I’m officially in love. With a burger.
So, here’s what happened.
My friend Joanna sent me an email this morning with a link to this burger. She knows my style, that girl. That’s kinda our thing; we send eachother random food porn pretty much on a daily basis. We’ve done it for years.
Anyway, the plan was to make that fantastic looking burger because it had me drooling at 7 am. However, my mind started working thinking about the leftovers in the fridge from the Mexican spread I made the night before; which included an obscene amount of enchilada sauce.
An Enchilada Burger? Yes, I think I will.
- 1 1/2 pounds ground round
- 1 tbsp seasoned salt
- 1 tbsp pepper
- 1 tbsp Worcestershire sauce
- 6 oz. Cabot Farmhouse Reserve Cheddar
- 4 Burger buns
- 1/2 cup mayo
- 3 tbsp Cholula hot sauce
- Enchilada sauce (see below for recipe)
- Shredded lettuce
- Pico de gallo (or salsa would work too but I had some fresh on hand that I made the night before)
- Enchilada Sauce
- 3 tbsp flour
- 3 tbsp chili powder
- 1 tsp cocoa
- 1/2 tsp garlic powder
- 2 tbsp salt
- 1 tbsp oregano
- 3 cups water
- 1 cup tomato sauce
- For the enchilada sauce:
- Combine all dry ingredients in a bowl, and add water to make a paste.

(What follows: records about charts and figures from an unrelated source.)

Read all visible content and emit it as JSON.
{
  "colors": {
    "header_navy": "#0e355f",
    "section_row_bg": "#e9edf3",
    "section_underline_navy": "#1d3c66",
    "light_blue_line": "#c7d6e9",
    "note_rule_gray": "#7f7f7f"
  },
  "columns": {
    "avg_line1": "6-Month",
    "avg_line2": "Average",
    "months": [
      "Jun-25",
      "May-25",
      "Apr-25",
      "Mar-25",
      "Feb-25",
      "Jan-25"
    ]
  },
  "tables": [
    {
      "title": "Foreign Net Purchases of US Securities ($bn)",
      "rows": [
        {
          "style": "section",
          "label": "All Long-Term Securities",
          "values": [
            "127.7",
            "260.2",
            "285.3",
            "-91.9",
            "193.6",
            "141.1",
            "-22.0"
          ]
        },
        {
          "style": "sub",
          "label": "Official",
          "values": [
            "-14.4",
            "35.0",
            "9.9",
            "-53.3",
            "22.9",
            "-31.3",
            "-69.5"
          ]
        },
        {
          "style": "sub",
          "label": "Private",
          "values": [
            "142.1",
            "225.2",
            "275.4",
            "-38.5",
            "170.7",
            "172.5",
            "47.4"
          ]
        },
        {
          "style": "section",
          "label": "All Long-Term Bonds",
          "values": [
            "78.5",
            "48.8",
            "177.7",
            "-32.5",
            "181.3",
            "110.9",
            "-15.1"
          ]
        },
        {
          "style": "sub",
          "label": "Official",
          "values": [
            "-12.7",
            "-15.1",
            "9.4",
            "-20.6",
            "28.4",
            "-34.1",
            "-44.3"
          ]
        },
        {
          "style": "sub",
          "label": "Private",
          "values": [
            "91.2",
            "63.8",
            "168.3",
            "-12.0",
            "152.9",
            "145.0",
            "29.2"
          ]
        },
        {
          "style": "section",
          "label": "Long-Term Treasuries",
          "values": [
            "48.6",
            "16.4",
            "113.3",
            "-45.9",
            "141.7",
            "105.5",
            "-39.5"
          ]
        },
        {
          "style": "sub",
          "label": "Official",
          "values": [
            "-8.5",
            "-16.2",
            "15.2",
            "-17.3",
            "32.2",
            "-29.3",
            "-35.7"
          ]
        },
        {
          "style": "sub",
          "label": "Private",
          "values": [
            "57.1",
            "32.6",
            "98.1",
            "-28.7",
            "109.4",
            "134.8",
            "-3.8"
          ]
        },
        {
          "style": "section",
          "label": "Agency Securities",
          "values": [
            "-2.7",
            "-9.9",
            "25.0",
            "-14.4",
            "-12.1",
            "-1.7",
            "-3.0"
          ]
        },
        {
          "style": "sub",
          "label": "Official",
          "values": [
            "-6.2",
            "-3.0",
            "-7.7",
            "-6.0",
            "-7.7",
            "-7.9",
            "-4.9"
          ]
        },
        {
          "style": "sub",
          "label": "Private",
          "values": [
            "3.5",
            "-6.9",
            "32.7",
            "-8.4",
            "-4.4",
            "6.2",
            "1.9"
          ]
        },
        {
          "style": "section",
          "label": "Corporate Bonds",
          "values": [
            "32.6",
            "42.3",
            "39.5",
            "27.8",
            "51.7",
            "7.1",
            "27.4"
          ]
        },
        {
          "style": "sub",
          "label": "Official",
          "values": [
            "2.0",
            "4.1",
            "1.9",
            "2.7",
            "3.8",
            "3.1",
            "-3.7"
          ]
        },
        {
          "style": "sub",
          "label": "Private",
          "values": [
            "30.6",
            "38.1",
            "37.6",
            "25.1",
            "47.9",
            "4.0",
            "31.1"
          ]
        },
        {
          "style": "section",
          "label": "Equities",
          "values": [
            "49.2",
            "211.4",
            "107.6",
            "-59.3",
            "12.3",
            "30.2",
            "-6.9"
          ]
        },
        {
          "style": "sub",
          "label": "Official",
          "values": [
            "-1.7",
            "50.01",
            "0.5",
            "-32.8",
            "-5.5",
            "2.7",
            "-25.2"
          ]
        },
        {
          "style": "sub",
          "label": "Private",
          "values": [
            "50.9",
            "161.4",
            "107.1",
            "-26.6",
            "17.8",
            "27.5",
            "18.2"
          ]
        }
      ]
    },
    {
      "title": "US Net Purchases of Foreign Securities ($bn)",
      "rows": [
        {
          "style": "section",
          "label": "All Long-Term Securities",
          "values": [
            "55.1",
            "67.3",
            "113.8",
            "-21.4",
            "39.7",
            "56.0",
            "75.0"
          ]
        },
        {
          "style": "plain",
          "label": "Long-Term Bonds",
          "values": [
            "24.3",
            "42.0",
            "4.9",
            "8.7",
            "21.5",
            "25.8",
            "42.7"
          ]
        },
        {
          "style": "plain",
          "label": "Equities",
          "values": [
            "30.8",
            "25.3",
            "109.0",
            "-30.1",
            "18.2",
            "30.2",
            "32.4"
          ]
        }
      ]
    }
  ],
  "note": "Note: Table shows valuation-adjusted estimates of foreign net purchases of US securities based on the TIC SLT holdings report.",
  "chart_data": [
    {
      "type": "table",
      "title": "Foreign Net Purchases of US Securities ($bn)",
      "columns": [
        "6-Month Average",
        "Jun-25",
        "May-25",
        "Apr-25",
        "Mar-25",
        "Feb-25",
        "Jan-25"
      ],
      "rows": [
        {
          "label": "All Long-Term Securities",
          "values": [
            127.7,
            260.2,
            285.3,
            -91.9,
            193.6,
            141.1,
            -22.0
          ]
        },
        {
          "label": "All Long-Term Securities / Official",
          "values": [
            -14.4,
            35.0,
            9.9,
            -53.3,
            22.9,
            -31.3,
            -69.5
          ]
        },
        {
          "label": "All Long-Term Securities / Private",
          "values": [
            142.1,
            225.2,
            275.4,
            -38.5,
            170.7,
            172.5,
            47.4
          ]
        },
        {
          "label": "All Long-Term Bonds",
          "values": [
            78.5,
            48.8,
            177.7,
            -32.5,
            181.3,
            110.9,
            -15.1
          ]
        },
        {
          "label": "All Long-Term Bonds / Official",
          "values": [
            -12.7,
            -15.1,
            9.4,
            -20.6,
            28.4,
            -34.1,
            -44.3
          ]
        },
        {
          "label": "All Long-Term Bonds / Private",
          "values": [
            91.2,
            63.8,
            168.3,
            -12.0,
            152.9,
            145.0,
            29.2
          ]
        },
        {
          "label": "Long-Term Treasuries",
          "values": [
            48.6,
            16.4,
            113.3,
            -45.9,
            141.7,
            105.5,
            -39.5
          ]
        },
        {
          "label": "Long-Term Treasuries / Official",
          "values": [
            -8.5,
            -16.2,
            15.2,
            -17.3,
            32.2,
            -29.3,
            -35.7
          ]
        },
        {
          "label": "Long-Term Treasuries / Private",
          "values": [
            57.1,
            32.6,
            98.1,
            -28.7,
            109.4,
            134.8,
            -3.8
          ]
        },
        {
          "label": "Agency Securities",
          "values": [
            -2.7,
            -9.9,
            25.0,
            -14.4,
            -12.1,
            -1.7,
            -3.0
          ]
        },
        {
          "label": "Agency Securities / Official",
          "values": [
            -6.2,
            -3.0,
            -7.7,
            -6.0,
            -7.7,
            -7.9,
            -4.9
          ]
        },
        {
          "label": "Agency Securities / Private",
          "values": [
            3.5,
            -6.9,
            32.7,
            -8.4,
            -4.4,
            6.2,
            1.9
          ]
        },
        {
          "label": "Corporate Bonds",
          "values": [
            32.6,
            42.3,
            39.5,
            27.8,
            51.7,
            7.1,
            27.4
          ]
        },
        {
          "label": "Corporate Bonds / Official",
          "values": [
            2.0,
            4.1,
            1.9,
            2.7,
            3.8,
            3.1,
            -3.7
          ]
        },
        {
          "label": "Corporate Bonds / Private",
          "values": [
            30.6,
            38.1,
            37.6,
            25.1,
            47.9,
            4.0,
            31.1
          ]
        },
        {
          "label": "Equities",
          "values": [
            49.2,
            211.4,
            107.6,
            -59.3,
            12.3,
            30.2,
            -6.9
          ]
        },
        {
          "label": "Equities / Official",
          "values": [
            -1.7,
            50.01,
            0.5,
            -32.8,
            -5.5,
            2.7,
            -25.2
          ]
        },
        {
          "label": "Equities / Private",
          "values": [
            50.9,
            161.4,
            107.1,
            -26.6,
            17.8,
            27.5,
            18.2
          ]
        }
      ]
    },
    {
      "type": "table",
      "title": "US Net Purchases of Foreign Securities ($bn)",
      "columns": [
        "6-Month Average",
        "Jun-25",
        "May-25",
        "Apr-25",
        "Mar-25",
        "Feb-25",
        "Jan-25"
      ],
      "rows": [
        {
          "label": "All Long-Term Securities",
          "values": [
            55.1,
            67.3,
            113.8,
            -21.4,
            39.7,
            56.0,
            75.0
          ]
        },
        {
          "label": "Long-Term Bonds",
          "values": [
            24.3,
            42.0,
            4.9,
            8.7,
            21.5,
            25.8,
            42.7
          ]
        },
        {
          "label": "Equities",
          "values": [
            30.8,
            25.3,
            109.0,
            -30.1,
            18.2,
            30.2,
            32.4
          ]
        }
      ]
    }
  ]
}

- In a sauce pan, bring the paste over medium heat until it starts to get a little thick.
- Add tomato sauce, reduce to low and simmer for a minute or two; remove from heat and cover.
- Combine the ground round, salt, pepper and Worcestershire sauce in a mixing bowl.
- Form 8 slightly flat and wide burgers with the ground round mixture.
- Add one cheese disc to the center of four of them, and top it with the remaining 4 burgers. Press slightly around the edges to seal.
- Cook the burgers over medium heat in a large pan, flipping as little as possible, until done. I actually turned mine down to medium-low and covered it with a lid for a while to make sure the middles cooked as much as the outside.
- Mix the mayo with Cholula sauce and spread on both sides of buns.
- Add the burgers and top with enchilada sauce, shredded lettuce and pico.
Feel free to use canned enchilada sauce. I like to make mine because a while back I wanted to figure out how to make mine taste exactly like I wanted it. This recipe works for me every time. It tastes pretty close to Taco Bell’s.
Slice into it…
You need this cheesiness in your life.
Because you can never have enough cheese.